PETALING JAYA: The organisation set up in memory of Teoh Beng Hock has called for an investigation on possible corruption in an inquest into the death of the late DAP officer, following a recent graft charge slapped on the judge who presided over the inquest.
The Teoh Beng Hock Trust for Democracy said the government should conduct a probe “on the possible undue influence and monetary benefits” in the 2010 inquest presided by Sessions Court judge Azmil Muntapha Abas, who then issued an open verdict.
“The corruption charge shows the integrity of Azmil Muntapha Abas is questionable, and it raises doubt that there were undue influences and monetary benefits in previous cases ruled by him,” the trust’s chairman, Ng Geok Chee, said in a statement.
Azmil, a judge at the Kuala Kubu Baru Sessions Court, was charged early this month with accepting a bribe amounting RM17,500 in the release of undocumented migrant workers.
His open verdict in the 2011 inquest ruled that Teoh’s death was neither a suicide nor a homicide.
An appeals court overturned the verdict in 2014, ruling that Teoh’s death was caused by a fall as a result of, or accelerated by, an unlawful act or acts of persons unknown.

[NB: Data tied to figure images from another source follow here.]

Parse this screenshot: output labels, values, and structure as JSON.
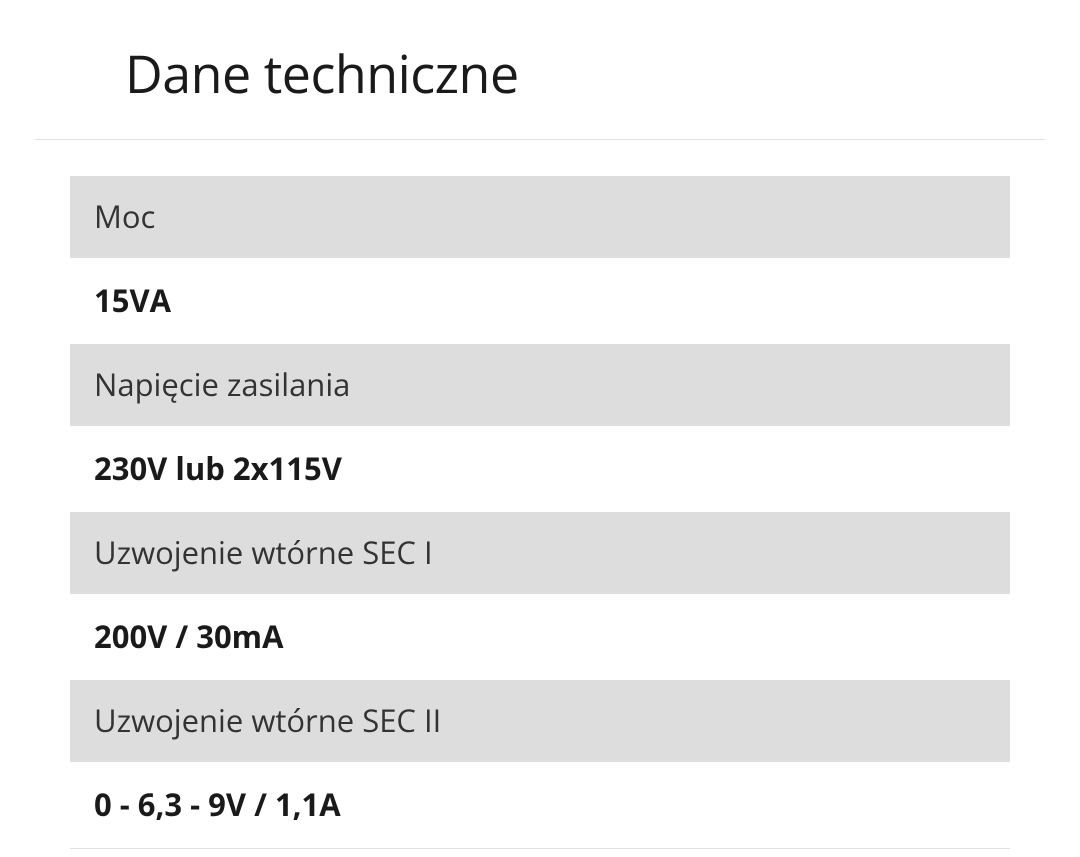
{
  "title": "Dane techniczne",
  "specs": [
    {
      "label": "Moc",
      "value": "15VA"
    },
    {
      "label": "Napięcie zasilania",
      "value": "230V lub 2x115V"
    },
    {
      "label": "Uzwojenie wtórne SEC I",
      "value": "200V / 30mA"
    },
    {
      "label": "Uzwojenie wtórne SEC II",
      "value": "0 - 6,3 - 9V / 1,1A"
    }
  ],
  "style": {
    "title_fontsize": 52,
    "label_fontsize": 31,
    "value_fontsize": 31,
    "label_bg_color": "#dddddd",
    "value_bg_color": "#ffffff",
    "title_color": "#1a1a1a",
    "label_color": "#333333",
    "value_color": "#1a1a1a",
    "divider_color": "#e0e0e0",
    "page_bg_color": "#ffffff"
  }
}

In 2009, Teoh, who was aide to then DAP assemblyman Ean Yong Hian Wah, was found dead on the fifth floor of Plaza Masalam in Shah Alam, hours after he was interrogated by the Malaysian Anti-Corruption Commission (MACC) at its office on the 14th floor of the same building.
A royal commission of inquiry concluded that Teoh was driven to suicide by the aggressive interrogation methods used by MACC officers.
The Teoh Beng Hock trust said any re-investigation of his death must probe all available clues and persons involved in the case, including MACC officers, policemen, coroner, pathologist and others.